Another awesome thing you can do is support your local farmer’s market.  I know it means getting up before 8 AM and traveling to a not-too-far-away location, but it’s usually cheaper than the grocery store, better for your health and better for economics.  Plus, the farmers could really use that money since they get raped by corporations like Monsanto, who by the way you support every time you buy a processed soy product.

And finally, learn to cook.  My father is my greatest example for this (he seems to be the inspiration for so many of my rants).  He complains all the time that food costs too much and how the man is trying to keep him down.  But when it comes right down to it, he’s not willing to cook most of his meals.  Which do you think costs more – cooked food or raw food?  You guessed it.  And which is better for your health – food you prepared or food you bought prepared?  You guessed it again!  Common sense is fun!

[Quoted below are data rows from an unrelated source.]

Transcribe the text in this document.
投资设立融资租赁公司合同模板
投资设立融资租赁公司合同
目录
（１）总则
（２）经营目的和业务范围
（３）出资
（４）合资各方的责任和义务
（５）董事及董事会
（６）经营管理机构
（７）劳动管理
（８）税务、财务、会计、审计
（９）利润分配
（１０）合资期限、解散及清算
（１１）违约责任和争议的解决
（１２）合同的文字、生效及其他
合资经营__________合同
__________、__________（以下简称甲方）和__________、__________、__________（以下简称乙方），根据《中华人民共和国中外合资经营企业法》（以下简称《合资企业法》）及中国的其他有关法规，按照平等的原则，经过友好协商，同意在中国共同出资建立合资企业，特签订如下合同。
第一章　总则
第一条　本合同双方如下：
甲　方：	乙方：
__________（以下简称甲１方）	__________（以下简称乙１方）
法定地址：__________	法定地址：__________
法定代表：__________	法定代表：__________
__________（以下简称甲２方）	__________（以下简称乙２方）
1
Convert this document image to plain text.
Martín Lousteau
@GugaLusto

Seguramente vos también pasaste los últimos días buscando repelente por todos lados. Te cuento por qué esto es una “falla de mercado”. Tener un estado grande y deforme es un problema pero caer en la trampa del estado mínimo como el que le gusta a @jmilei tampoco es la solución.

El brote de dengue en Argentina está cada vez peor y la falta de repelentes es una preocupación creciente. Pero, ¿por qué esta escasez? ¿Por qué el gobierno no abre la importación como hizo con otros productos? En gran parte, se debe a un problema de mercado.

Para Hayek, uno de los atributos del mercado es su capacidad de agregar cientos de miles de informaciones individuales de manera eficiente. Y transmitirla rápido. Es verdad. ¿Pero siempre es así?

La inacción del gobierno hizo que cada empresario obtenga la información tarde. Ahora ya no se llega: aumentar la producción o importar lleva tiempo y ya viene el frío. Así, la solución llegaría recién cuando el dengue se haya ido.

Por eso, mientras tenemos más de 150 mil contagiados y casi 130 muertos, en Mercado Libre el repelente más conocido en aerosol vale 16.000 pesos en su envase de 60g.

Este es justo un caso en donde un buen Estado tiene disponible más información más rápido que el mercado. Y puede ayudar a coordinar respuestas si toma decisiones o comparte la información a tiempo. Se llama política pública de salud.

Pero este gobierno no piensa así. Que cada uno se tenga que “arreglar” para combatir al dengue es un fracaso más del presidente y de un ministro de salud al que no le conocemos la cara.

So there you have it.  If you can’t bring yourself to take a bike ride once a week to somewhere you need to go, or you picked unwisely to live 1050234 miles away from your work and drive an SUV for some reason, and changing any of these terrible habits would somehow destroy your life, then you can take action in these ways instead.

I hope I’ve shed a little light on this huge problem we’re having with the oil spill.  YOU are responsible!  Every time you get mad at BP or fed up with the oil spill, just remember that you’re contributing to it every day you refuse to take action, even in some of these small ways I’ve listed here.  It’s such an easy change to make.  If I can do these things and I don’t even have a job, I’m sure you can afford the extra dollar or two at the store.

It's now or never. The gulf spill is just the beginning - a slap in the face about how far we've gotten out of control. Do the right thing for once and actually do something about it.